One-Question Interview: The Shuttle After Columbia
Earl Dowell is J.A. Jones Professor of Mechanical Engineering and dean emeritus of the Pratt School of Engineering.
Q: NASA has now lost two space shuttles. Challenger was replaced. Should NASA replace Columbia too, and if so, with what? Or should NASA steer more in another direction, like more unmanned space flights? Despite the growing budget deficit, President Bush seems committed to humans in space.
A: The history of NASA broadly is the following: President Kennedy decided to go to the moon. That Apollo program was funded very generously by comparison to how NASA is funded today or has been for the last 20 years. The Apollo program was funded with as close as you ever get to a blank check.
The space shuttle program has always been funded on a shoestring. Its proponents had to say they were going to do all sorts of wonderful things that most people, probably including themselves, thought they really couldn't do with available funding. But their choice was, if they didn't say they were going to do those wonderful things they were not going to get funded at all. So they over-promised. But that's not unusual in Washington.
What happened after the Apollo's success was the budget of NASA was depleted very substantially. What happened after the Challenger disaster is the budget was brought back up from a very low point, but still less than it was in the Apollo days.
Clearly NASA would like to build a new space shuttle. The agency's officials have wanted to do that for at least 10 years. But they've never had money in their budget. Neither the present president nor his predecessors have been willing to put that in their budgets. Whether this president or his successors will now provide that money is I think a very interesting question.
There are two kinds of possible "new" shuttles. One would be a replica of the three remaining current shuttles. The main rationale for today's shuttle fleet is to service and provide transportation to and from the International Space Station. A replacement craft would cost more than those built before it because there are no spare original parts left. But it would be cheaper than a daring and brand new design that would incorporate all the new technology that has become available in the last 20 or 25 years. We could build a much better vehicle now of a newer design than the current shuttles. But it would be a lot of money. And we would be building an untried craft.

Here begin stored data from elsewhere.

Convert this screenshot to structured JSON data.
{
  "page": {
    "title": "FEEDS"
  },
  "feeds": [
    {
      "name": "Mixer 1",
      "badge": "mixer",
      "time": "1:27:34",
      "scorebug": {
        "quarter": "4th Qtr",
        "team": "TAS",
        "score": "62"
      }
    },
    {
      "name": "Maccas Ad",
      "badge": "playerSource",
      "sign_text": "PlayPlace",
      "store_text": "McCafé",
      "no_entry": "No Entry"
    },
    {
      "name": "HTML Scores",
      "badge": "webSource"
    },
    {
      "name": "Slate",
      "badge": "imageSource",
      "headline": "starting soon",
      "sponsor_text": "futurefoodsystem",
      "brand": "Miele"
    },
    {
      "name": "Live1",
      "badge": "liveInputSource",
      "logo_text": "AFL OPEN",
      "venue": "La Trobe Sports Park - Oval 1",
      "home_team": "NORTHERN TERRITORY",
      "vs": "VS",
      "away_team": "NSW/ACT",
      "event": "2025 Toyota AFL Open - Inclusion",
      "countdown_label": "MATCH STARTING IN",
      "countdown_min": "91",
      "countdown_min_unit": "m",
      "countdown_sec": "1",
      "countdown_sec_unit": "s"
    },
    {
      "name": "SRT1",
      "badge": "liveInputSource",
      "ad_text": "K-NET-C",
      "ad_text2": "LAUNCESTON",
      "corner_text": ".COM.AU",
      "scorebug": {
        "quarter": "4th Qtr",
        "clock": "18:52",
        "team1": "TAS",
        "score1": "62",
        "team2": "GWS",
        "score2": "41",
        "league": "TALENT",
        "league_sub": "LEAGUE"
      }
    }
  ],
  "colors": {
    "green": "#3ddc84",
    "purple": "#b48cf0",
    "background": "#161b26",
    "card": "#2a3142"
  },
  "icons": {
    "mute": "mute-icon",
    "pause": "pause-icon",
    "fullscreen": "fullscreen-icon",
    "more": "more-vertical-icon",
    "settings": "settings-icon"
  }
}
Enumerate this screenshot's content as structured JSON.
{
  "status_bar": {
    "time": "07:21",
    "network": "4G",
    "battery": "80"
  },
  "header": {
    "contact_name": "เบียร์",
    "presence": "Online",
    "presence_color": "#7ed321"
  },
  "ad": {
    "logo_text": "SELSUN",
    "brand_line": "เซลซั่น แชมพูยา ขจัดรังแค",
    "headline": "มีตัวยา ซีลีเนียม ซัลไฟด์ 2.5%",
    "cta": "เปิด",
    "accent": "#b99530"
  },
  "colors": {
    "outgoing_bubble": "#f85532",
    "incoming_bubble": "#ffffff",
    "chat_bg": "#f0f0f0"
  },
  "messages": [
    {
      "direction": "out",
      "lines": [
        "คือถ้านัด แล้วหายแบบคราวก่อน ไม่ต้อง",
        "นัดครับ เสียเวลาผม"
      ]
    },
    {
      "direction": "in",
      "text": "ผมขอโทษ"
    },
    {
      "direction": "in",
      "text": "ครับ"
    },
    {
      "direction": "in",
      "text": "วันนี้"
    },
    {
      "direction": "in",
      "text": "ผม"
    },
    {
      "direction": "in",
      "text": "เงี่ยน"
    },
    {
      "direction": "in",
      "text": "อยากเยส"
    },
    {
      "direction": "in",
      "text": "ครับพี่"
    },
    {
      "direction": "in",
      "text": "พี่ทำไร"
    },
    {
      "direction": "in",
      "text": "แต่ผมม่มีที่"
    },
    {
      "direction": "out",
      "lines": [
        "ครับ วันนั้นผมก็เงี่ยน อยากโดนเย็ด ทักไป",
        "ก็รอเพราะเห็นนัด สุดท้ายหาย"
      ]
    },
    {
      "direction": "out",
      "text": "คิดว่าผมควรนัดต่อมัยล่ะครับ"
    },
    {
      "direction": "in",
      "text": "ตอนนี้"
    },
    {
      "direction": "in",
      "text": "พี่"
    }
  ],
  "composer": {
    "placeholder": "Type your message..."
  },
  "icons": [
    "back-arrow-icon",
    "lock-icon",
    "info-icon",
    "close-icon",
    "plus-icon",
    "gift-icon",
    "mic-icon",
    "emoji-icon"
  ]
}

NASA already spends about $3 billion yearly on space science, the category that would include unmanned space flight. That's as much as the entire budget of the National Science Foundation, making it the best funded area of science in the United States except for health-related research. The annual budget for the shuttle and International Space Station programs is $6-8 billion, depending on how it is accounted. That's an amount about equal to all National Institutes of Health research funding to universities.
It is too early to know, three days after the disaster, what brought down the Columbia. The current speculation that a piece of hardened foam from the booster hit and damaged one or more thermal protection system tiles on the orbiter's wing certainly needs to be carefully examined. But similar incidents have happened before without significant harm. Was this a particularly unlucky case where an especially vulnerable location of the orbiter was struck? Or was it a case of the tiles having become more vulnerable with each flight due to the structure's aging? Were some of the original tiles still there from Columbia's maiden flight? Or had most or all of them been replaced over the years during normal between-flight refurbishments? From the shuttle program's beginnings, the thermal protection system has been perceived as the program's largest engineering challenge, and the one with the greatest risk. The thermal protection system may not have been involved at all. But that would surprise me, given the detected temperature increases at the point in its path when Columbia was lost.
Editor's Note: Dowell was on the original panel that reviewed the technology of the Space Shuttle's thermal protection system before the first shuttle -- the Columbia -- was ever built. Later, he was on the national academy panel that recommended that Congress fund the International Space Station. He was questioned three days after the Columbia was destroyed Feb. 1 while reentering Earth's atmosphere from orbit.